Researchers from Princeton University and the University of Chicago built a system to automatically analyse the network traffic of 1,000 channels from the Roku channel store and 1,000 channels from the Amazon Fire TV channel store.

They found collection of persistent identifiers for tracking, such as network addresses and network identifiers. There was a connection to at least one tracker on the traffic of 691 of the most popular 1,000 channels on Roku and 894 of the most popular channels on Amazon Fire TV.

Some of the tracking domains discovered may not necessarily be a surprise. The most popular ones included DoubleClick, Google Analytics, and Amazon Adsystem. Others included known advertising networks, like SpotXchange.

An example given shows a request to spotexchange.com providing the device make and model, unique identifier, internet address, together with the channel, genre and programme title.

This is simply part of a standard request used to deliver addressable advertising.

Intriguingly, requests to Facebook.com were present in almost a fifth of the top 1,000 channels on Roku.

On Roku, some free games included requests to over 40 different trackers, suggesting that they were used for more than simply advertising or usage metrics. Indeed, tracking and correlating users may be their primary business objective.
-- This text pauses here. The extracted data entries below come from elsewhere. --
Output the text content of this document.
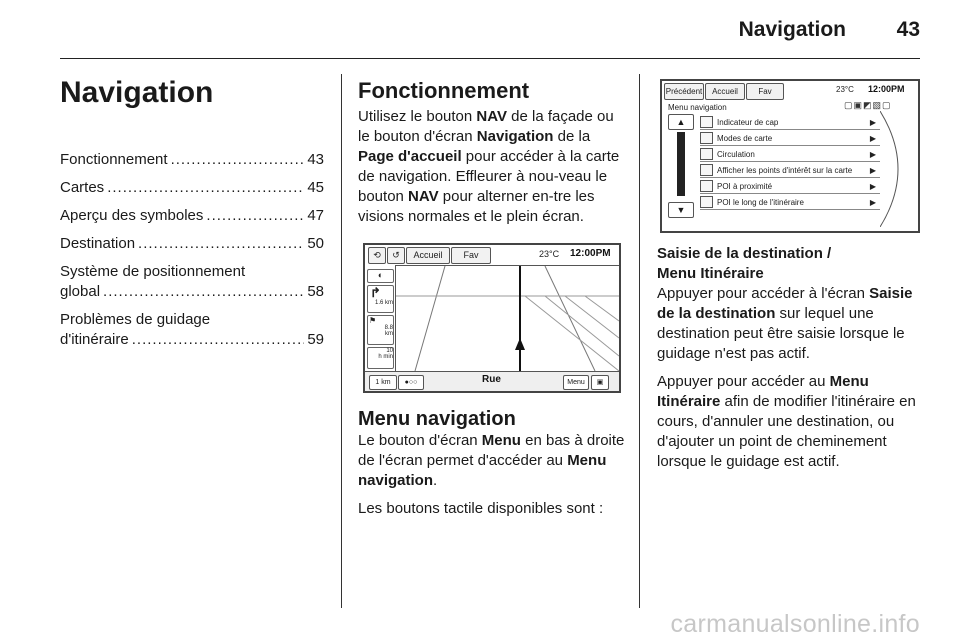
Navigation 43
Navigation
Fonctionnement .....	43
Cartes .....	45
Aperçu des symboles .....	47
Destination .....	50
Système de positionnement
global .....	58
Problèmes de guidage
d'itinéraire .....	59
Fonctionnement

Utilisez le bouton NAV de la façade ou le bouton d'écran Navigation de la Page d'accueil pour accéder à la carte de navigation. Effleurer à nou-veau le bouton NAV pour alterner en-tre les visions normales et le plein écran.

⟲	↺	Accueil	Fav	23°C 12:00PM
◐
↱
1.6 km
⚑
8.8
km
10
h min
1 km	●○○	Rue	Menu	▣
Menu navigation

Le bouton d'écran Menu en bas à droite de l'écran permet d'accéder au Menu navigation.

Les boutons tactile disponibles sont :

Précédent	Accueil	Fav	23°C 12:00PM
Menu navigation	▢▣◩▧▢
▲
▼
Indicateur de cap	▶
Modes de carte	▶
Circulation	▶
Afficher les points d'intérêt sur la carte ▶
POI à proximité	▶
POI le long de l'itinéraire	▶
Saisie de la destination /
Menu Itinéraire

Appuyer pour accéder à l'écran Saisie de la destination sur lequel une destination peut être saisie lorsque le guidage n'est pas actif.

Appuyer pour accéder au Menu Itinéraire afin de modifier l'itinéraire en cours, d'annuler une destination, ou d'ajouter un point de cheminement lorsque le guidage est actif.

carmanualsonline.info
One Fire TV, two news channels from ABC affiliated stations each included requests to over 60 different trackers.

Various unique identifiers were found in these requests to trackers. They included the serial numbers of devices, unique device identifiers, network adapter addresses, WiFi network names, location information including postcodes, and personal information such as email address.
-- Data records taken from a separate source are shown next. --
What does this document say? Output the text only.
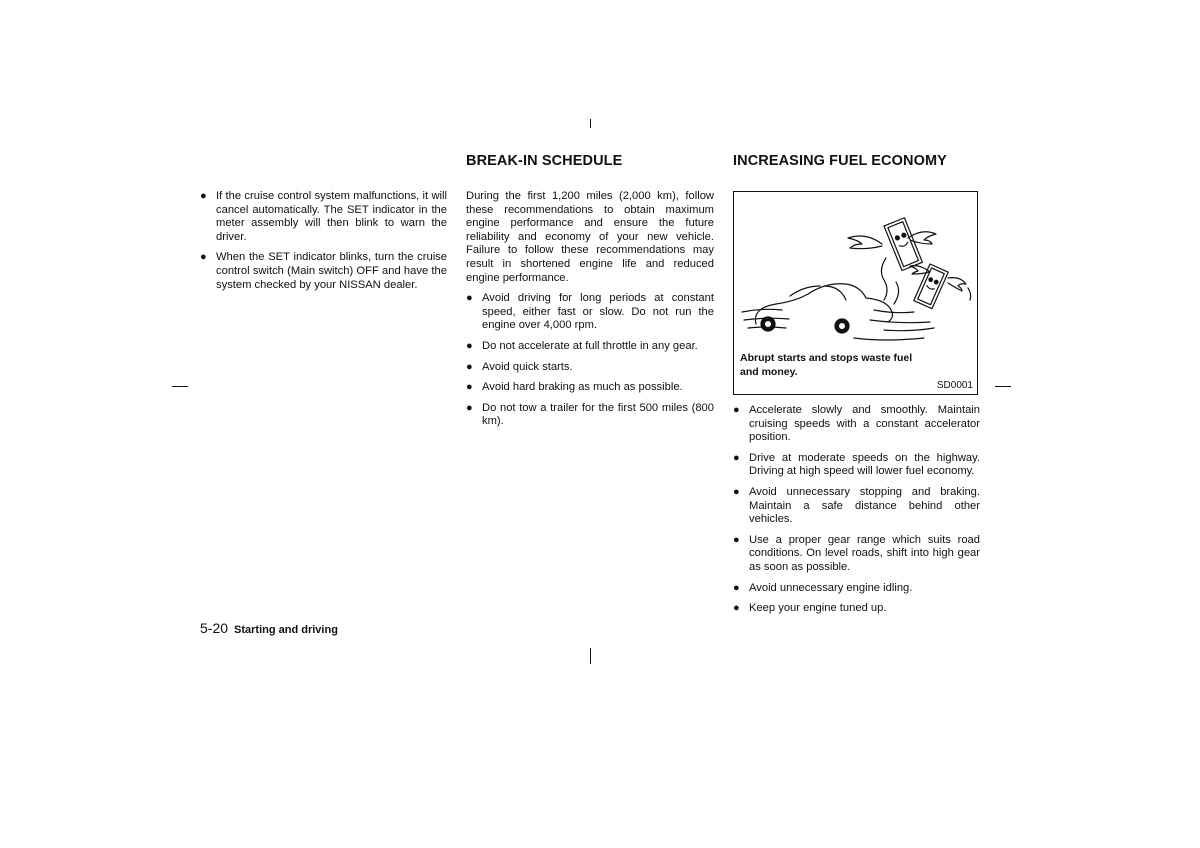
● If the cruise control system malfunctions, it will cancel automatically. The SET indicator in the meter assembly will then blink to warn the driver.
● When the SET indicator blinks, turn the cruise control switch (Main switch) OFF and have the system checked by your NISSAN dealer.
BREAK-IN SCHEDULE

During the first 1,200 miles (2,000 km), follow these recommendations to obtain maximum engine performance and ensure the future reliability and economy of your new vehicle. Failure to follow these recommendations may result in shortened engine life and reduced engine performance.

● Avoid driving for long periods at constant speed, either fast or slow. Do not run the engine over 4,000 rpm.
● Do not accelerate at full throttle in any gear.
● Avoid quick starts.
● Avoid hard braking as much as possible.
● Do not tow a trailer for the first 500 miles (800 km).
INCREASING FUEL ECONOMY
Abrupt starts and stops waste fuel
and money.
SD0001
● Accelerate slowly and smoothly. Maintain cruising speeds with a constant accelerator position.
● Drive at moderate speeds on the highway. Driving at high speed will lower fuel economy.
● Avoid unnecessary stopping and braking. Maintain a safe distance behind other vehicles.
● Use a proper gear range which suits road conditions. On level roads, shift into high gear as soon as possible.
● Avoid unnecessary engine idling.
● Keep your engine tuned up.
5-20 Starting and driving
Four channels, two on each platform, shared the email address of the profile used for account creation with third- party trackers on the web.

794 of the 1000 Roku channels and 762 of the Fire TV channels sent at least one request unencrypted in clear text.

From 100 channels selected at random on each platform, 9 channels on Roku and 14 channels on Fire TV disclosed the title of the video to a tracking domain. The majority of these channels were news channels. On Roku, all the titles were leaked over unencrypted connections, potentially exposing viewing preferences to eavesdroppers.

Both Roku and Amazon Fire TV provide privacy options to users that purport to limit tracking on their devices. On Roku, this option is called “Limit Ad Tracking” and on Amazon Fire TV it is called “Disable Interest based Ads”. Both options are off by default.

Although selecting these options restricted or limited tracking by specific advertising identifiers, it did not appear to prevent all tracking. On Roku it did not affect the number of trackers contacted by the channels. The number of domains contacted actually increased. On Fire the number of contacted tracker domains remained around the same.

The researchers recommend that online video platforms should offer better privacy controls and that regulators and policy makers should ensure privacy protection covers emerging online video platforms, where the research shows users are constantly and pervasively tracked.

The research covered two popular platforms, but similar results might be found on other services and smart television platforms.

The research paper, ‘Watching You Watch: The tracking ecosystem of over-the-top TV streaming devices’ is available from the Princeton University web site.